National Geographic’s 1921 Sovereignty and Mandate Boundary Lines of the Islands of the Pacific map
During the week of Thanksgiving, news sites around the world began carrying the story of Sandy Island (Île de Sable or Île de Sables)—a phantom island situated in the Coral Sea, some 1,200 kilometers (648 nautical miles) east of Queensland, Australia. Logged as being located at 19° 15′ 00″ S 159° 56′ 00″ E (-19.25,159.933333), the island, which now appears on some dynamic mapping platforms, has been portrayed on many authoritative nautical charts and maps dating back as far as the 19th century.
Earlier this month, an Australian scientific expedition aboard the Research Vessel Southern Surveyor sailed past the location where the island should have been and found nothing but open water. Although the dynamic mapping application they were using showed the outline of Sandy Island, the navigational charts they were using did not. Some media outlets have had a field day with this event, surmising everything from a mapmakers’ “digitizing error” to an intentional error on the part of cartographic houses to “deter copyright infringements.”
Sandy Island, the yellow outlined island situated northwest of New Caledonia, as currently portrayed on Google Earth.
Looking further into this matter, the island does appear on National Geographic supplement maps, globes, and atlases published prior to 2000. In that year, one of our readers brought the matter of the island’s “phantom” existence to our attention.
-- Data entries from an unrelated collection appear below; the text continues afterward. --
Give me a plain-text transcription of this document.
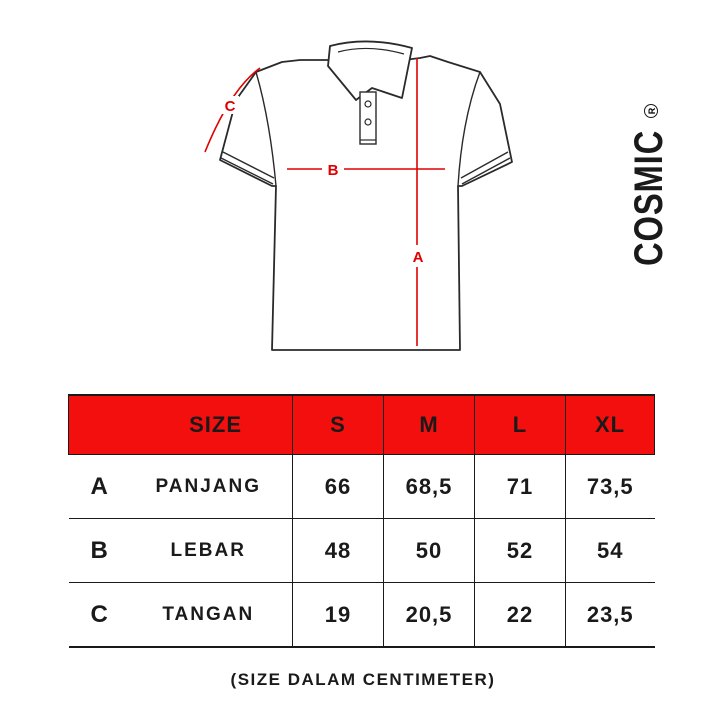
A
B
C
COSMIC
R
SIZE	S	M	L	XL

A PANJANG	66	68,5	71	73,5

B LEBAR	48	50	52	54

C TANGAN	19	20,5	22	23,5
(SIZE DALAM CENTIMETER)
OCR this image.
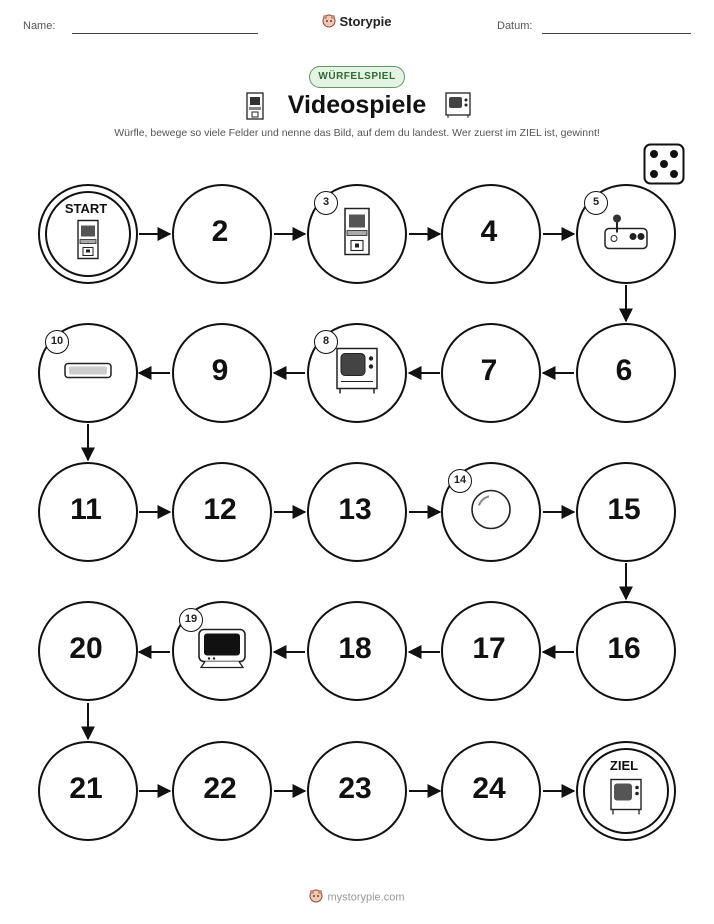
Name:	Storypie	Datum:
WÜRFELSPIEL
Videospiele
Würfle, bewege so viele Felder und nenne das Bild, auf dem du landest. Wer zuerst im ZIEL ist, gewinnt!
START
2
3
4
5
6
7
8
9
10
11	12	13
14
15
16
17
18
19
20
21	22	23	24
ZIEL
mystorypie.com
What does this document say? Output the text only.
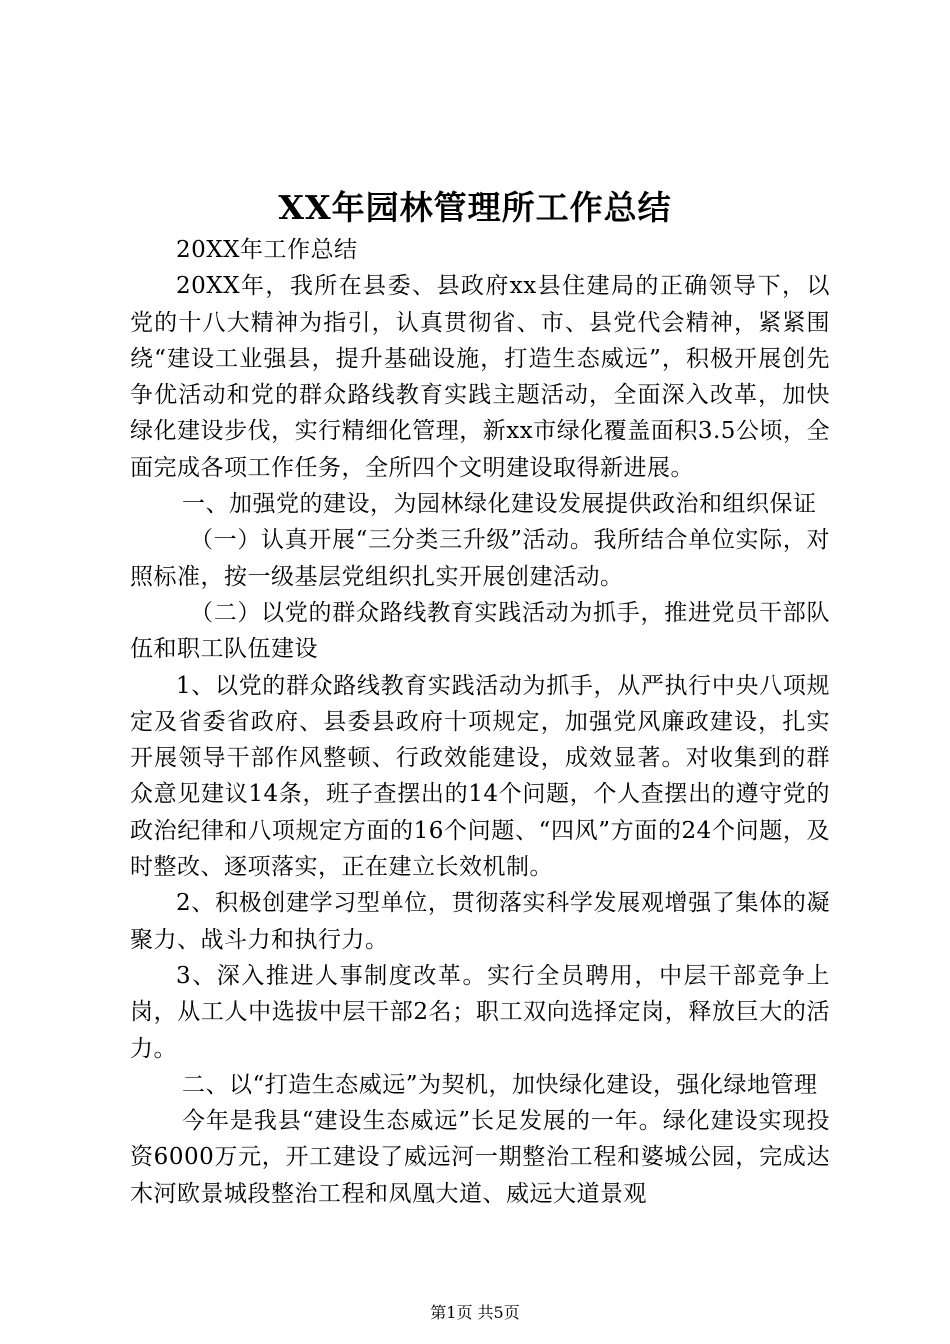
XX年园林管理所工作总结

20XX年工作总结

20XX年，我所在县委、县政府xx县住建局的正确领导下，以党的十八大精神为指引，认真贯彻省、市、县党代会精神，紧紧围绕“建设工业强县，提升基础设施，打造生态威远”，积极开展创先争优活动和党的群众路线教育实践主题活动，全面深入改革，加快绿化建设步伐，实行精细化管理，新xx市绿化覆盖面积3.5公顷，全面完成各项工作任务，全所四个文明建设取得新进展。

一、加强党的建设，为园林绿化建设发展提供政治和组织保证

（一）认真开展“三分类三升级”活动。我所结合单位实际，对照标准，按一级基层党组织扎实开展创建活动。

（二）以党的群众路线教育实践活动为抓手，推进党员干部队伍和职工队伍建设

1、以党的群众路线教育实践活动为抓手，从严执行中央八项规定及省委省政府、县委县政府十项规定，加强党风廉政建设，扎实开展领导干部作风整顿、行政效能建设，成效显著。对收集到的群众意见建议14条，班子查摆出的14个问题，个人查摆出的遵守党的政治纪律和八项规定方面的16个问题、“四风”方面的24个问题，及时整改、逐项落实，正在建立长效机制。

2、积极创建学习型单位，贯彻落实科学发展观增强了集体的凝聚力、战斗力和执行力。

3、深入推进人事制度改革。实行全员聘用，中层干部竞争上岗，从工人中选拔中层干部2名；职工双向选择定岗，释放巨大的活力。

二、以“打造生态威远”为契机，加快绿化建设，强化绿地管理

今年是我县“建设生态威远”长足发展的一年。绿化建设实现投资6000万元，开工建设了威远河一期整治工程和婆城公园，完成达木河欧景城段整治工程和凤凰大道、威远大道景观

第1页 共5页
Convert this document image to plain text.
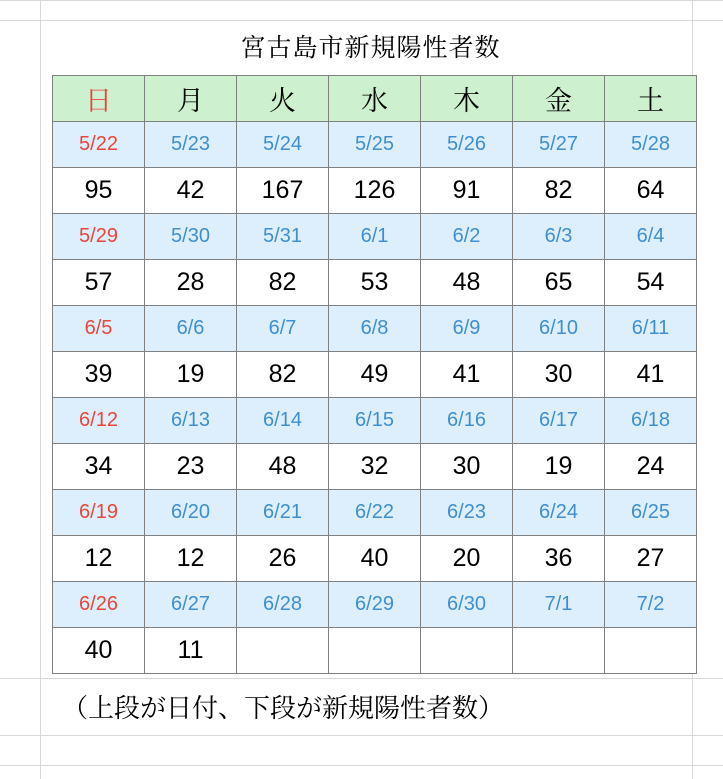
宮古島市新規陽性者数
日	月	火	水	木	金	土
5/22	5/23	5/24	5/25	5/26	5/27	5/28
95	42	167	126	91	82	64
5/29	5/30	5/31	6/1	6/2	6/3	6/4
57	28	82	53	48	65	54
6/5	6/6	6/7	6/8	6/9	6/10	6/11
39	19	82	49	41	30	41
6/12	6/13	6/14	6/15	6/16	6/17	6/18
34	23	48	32	30	19	24
6/19	6/20	6/21	6/22	6/23	6/24	6/25
12	12	26	40	20	36	27
6/26	6/27	6/28	6/29	6/30	7/1	7/2
40	11					
（上段が日付、下段が新規陽性者数）
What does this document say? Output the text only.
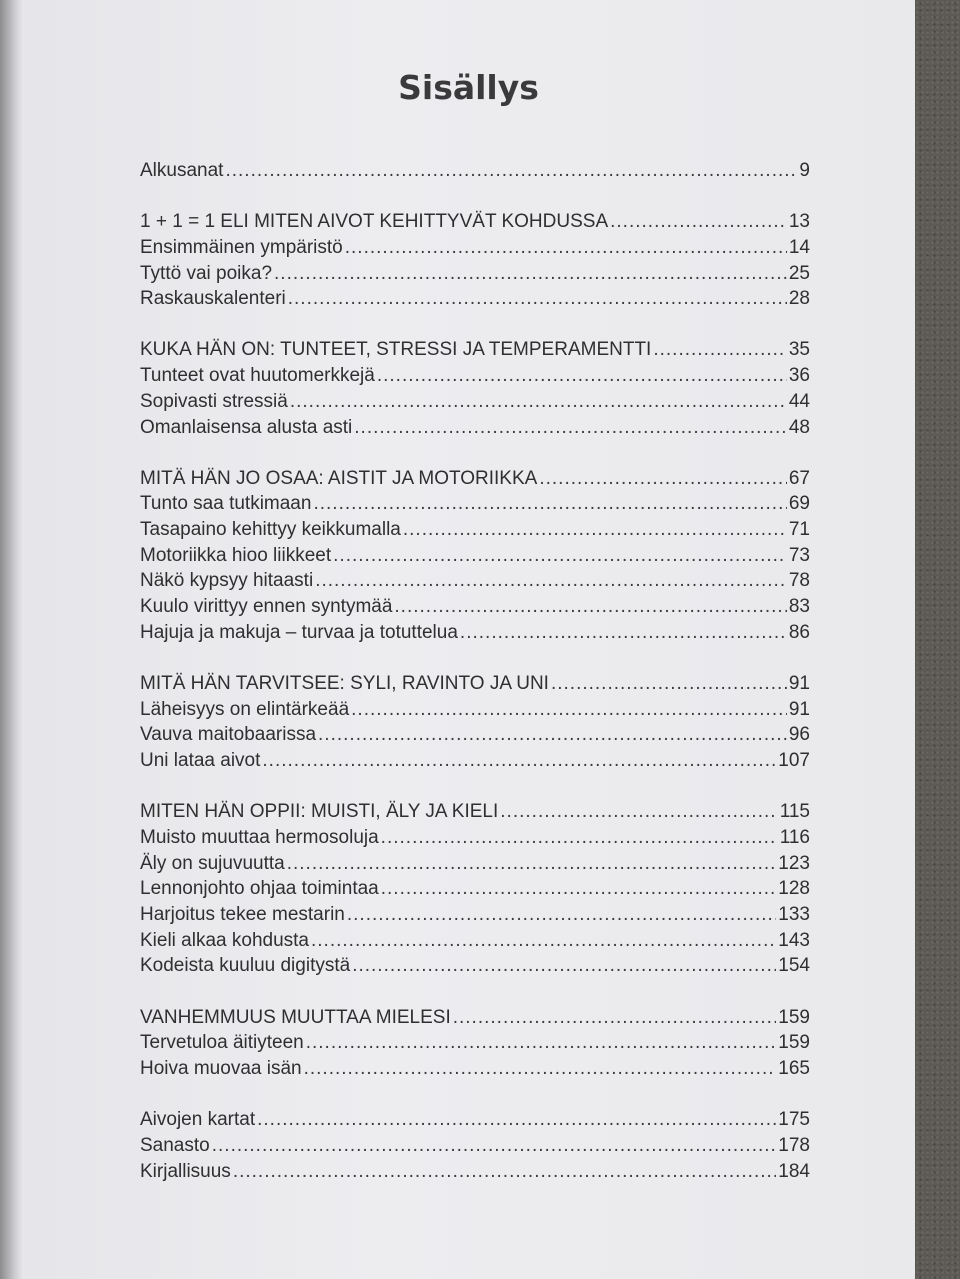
Sisällys
Alkusanat .....	9
1 + 1 = 1 ELI MITEN AIVOT KEHITTYVÄT KOHDUSSA .....	13
Ensimmäinen ympäristö .....	14
Tyttö vai poika? .....	25
Raskauskalenteri .....	28
KUKA HÄN ON: TUNTEET, STRESSI JA TEMPERAMENTTI .....	35
Tunteet ovat huutomerkkejä .....	36
Sopivasti stressiä .....	44
Omanlaisensa alusta asti .....	48
MITÄ HÄN JO OSAA: AISTIT JA MOTORIIKKA .....	67
Tunto saa tutkimaan .....	69
Tasapaino kehittyy keikkumalla .....	71
Motoriikka hioo liikkeet .....	73
Näkö kypsyy hitaasti .....	78
Kuulo virittyy ennen syntymää .....	83
Hajuja ja makuja – turvaa ja totuttelua .....	86
MITÄ HÄN TARVITSEE: SYLI, RAVINTO JA UNI .....	91
Läheisyys on elintärkeää .....	91
Vauva maitobaarissa .....	96
Uni lataa aivot .....	107
MITEN HÄN OPPII: MUISTI, ÄLY JA KIELI .....	115
Muisto muuttaa hermosoluja .....	116
Äly on sujuvuutta .....	123
Lennonjohto ohjaa toimintaa .....	128
Harjoitus tekee mestarin .....	133
Kieli alkaa kohdusta .....	143
Kodeista kuuluu digitystä .....	154
VANHEMMUUS MUUTTAA MIELESI .....	159
Tervetuloa äitiyteen .....	159
Hoiva muovaa isän .....	165
Aivojen kartat .....	175
Sanasto .....	178
Kirjallisuus .....	184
After consulting a myriad of nautical charts and talking to experts, we found that there was not enough conclusive evidence to completely strike the island off of our maps. We let scale determine whether the island should be shown, with the proviso that it no longer be named. Full evidence has finally been presented. “Sandy Island” has now been officially stricken from all National Geographic map products. We anxiously await the next “new” discovery.